Other Parts Discussed in Thread: THS6012, TPA6120A2, OPA1602, OPA1612, OPA2210
The TPA6120A2 and THS6222 are comparable in terms of cost for in-loop composite applications. The former appears appropriate for a gain of 10, though examples are thin on the ground. The latter is clearly designed to be “high” gain capable, but due to its market segment has some quirks that I need to dig into here. The THS6222 has the significant advantage of lower quiescent current, and I’m guessing there are a lot of other improvements that TI has made since the THS6012 came out.
So, regarding the THS6222:
1) Other than the mild bandwidth limiting associated with Low Bias mode, what are the other results? There is a reference to increased distortion, but no data to shed light on the topic. If you set up the amp for Low Bias and add resistance to ground at the Iadj point, you can significantly decrease Iq, but what happens as you dial from 0R to ~6K? Are there further bandwidth and distortion tradeoffs? To what degree?

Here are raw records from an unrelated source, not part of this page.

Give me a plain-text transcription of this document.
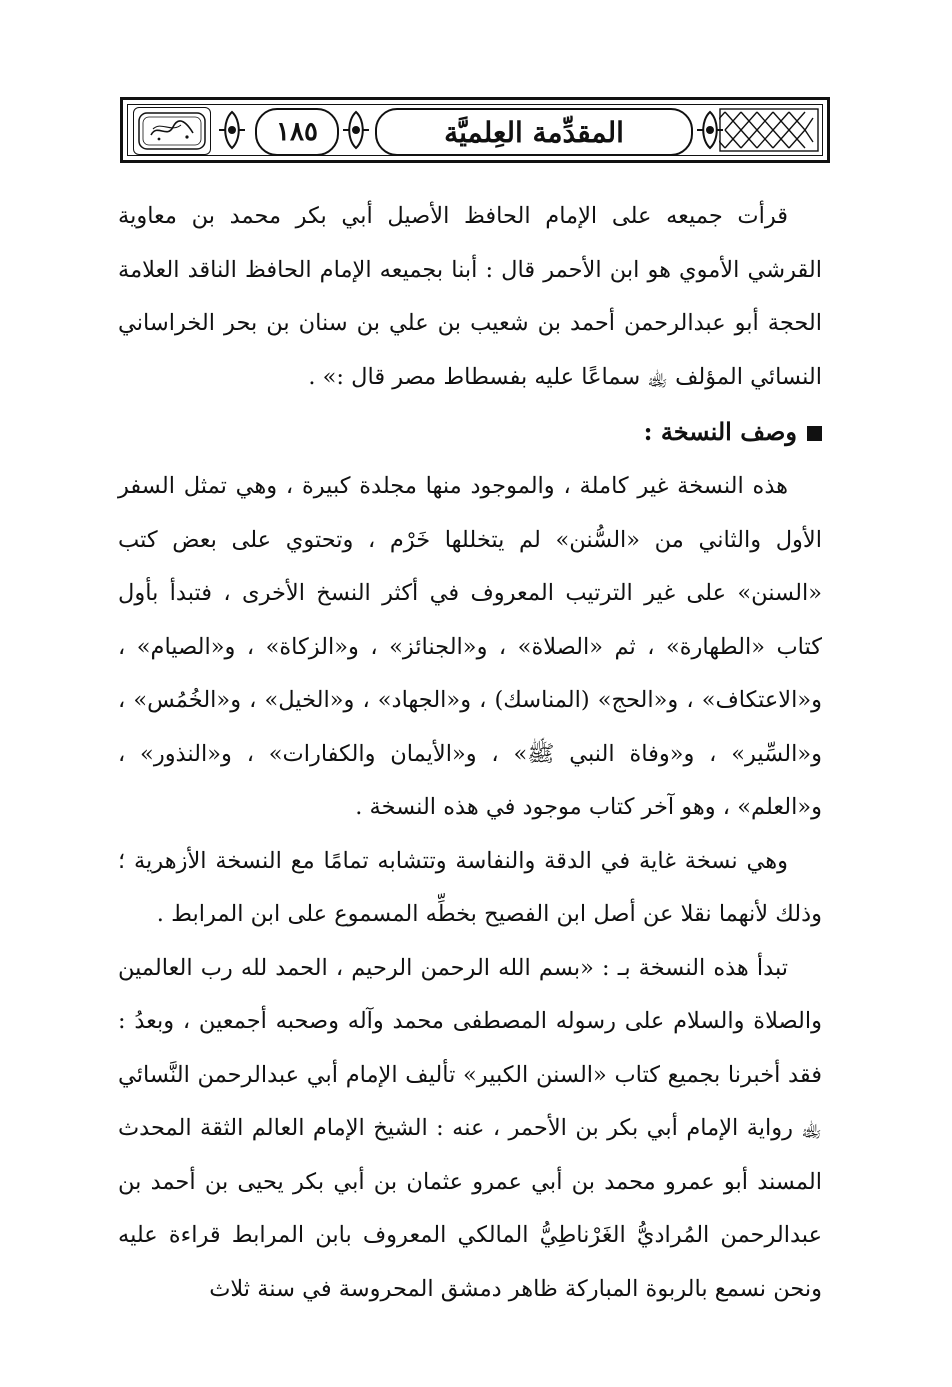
١٨٥	المقدِّمة العِلميَّة

قرأت جميعه على الإمام الحافظ الأصيل أبي بكر محمد بن معاوية القرشي الأموي هو ابن الأحمر قال : أبنا بجميعه الإمام الحافظ الناقد العلامة الحجة أبو عبدالرحمن أحمد بن شعيب بن علي بن سنان بن بحر الخراساني النسائي المؤلف ﵀ سماعًا عليه بفسطاط مصر قال :» .

وصف النسخة :

هذه النسخة غير كاملة ، والموجود منها مجلدة كبيرة ، وهي تمثل السفر الأول والثاني من «السُّنن» لم يتخللها خَرْم ، وتحتوي على بعض كتب «السنن» على غير الترتيب المعروف في أكثر النسخ الأخرى ، فتبدأ بأول كتاب «الطهارة» ، ثم «الصلاة» ، و«الجنائز» ، و«الزكاة» ، و«الصيام» ، و«الاعتكاف» ، و«الحج» (المناسك) ، و«الجهاد» ، و«الخيل» ، و«الخُمُس» ، و«السِّير» ، و«وفاة النبي ﷺ» ، و«الأيمان والكفارات» ، و«النذور» ، و«العلم» ، وهو آخر كتاب موجود في هذه النسخة .

وهي نسخة غاية في الدقة والنفاسة وتتشابه تمامًا مع النسخة الأزهرية ؛ وذلك لأنهما نقلا عن أصل ابن الفصيح بخطِّه المسموع على ابن المرابط .

تبدأ هذه النسخة بـ : «بسم الله الرحمن الرحيم ، الحمد لله رب العالمين والصلاة والسلام على رسوله المصطفى محمد وآله وصحبه أجمعين ، وبعدُ : فقد أخبرنا بجميع كتاب «السنن الكبير» تأليف الإمام أبي عبدالرحمن النَّسائي ﵀ رواية الإمام أبي بكر بن الأحمر ، عنه : الشيخ الإمام العالم الثقة المحدث المسند أبو عمرو محمد بن أبي عمرو عثمان بن أبي بكر يحيى بن أحمد بن عبدالرحمن المُراديُّ الغَرْناطِيُّ المالكي المعروف بابن المرابط قراءة عليه ونحن نسمع بالربوة المباركة ظاهر دمشق المحروسة في سنة ثلاث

2) Clearly, the amps must be used differentially due to the T-bias network. But what else defines this part’s differential-only requirement? The data sheet does not clarify. If the amps are given gain via the expected Rg/Rf network, a single-ended input should balance to a degree, but not fully (within 6dB IIRC). Does this part exhibit that typical behavior? If the amps receive a differential signal that is somewhat imbalanced (again within 6dB) is there a specific performance degradation or limitation? What happens?
3) Pardon my inexperience with IMD in high speed environments: Does the egregious ramp in IMD below 1MHz matter if the amps are used in-loop? What else does the IMD graph indicate about this part at audio frequencies? Are we simply looking at the results of two tones around 1MHz and if we saw the results of two tones conventionally used within the audio band we would have a completely different graph? Can you make that graph, if deemed necessary?
Dual 15 or 16V supplies, by the way. Lead op amp is anything in the OPA1612, OPA1602, OPA2210 genre. Output of 16dBu to 28dBu, differential, depending on application. The part might not quite hit that top mark but comes close enough IIRC.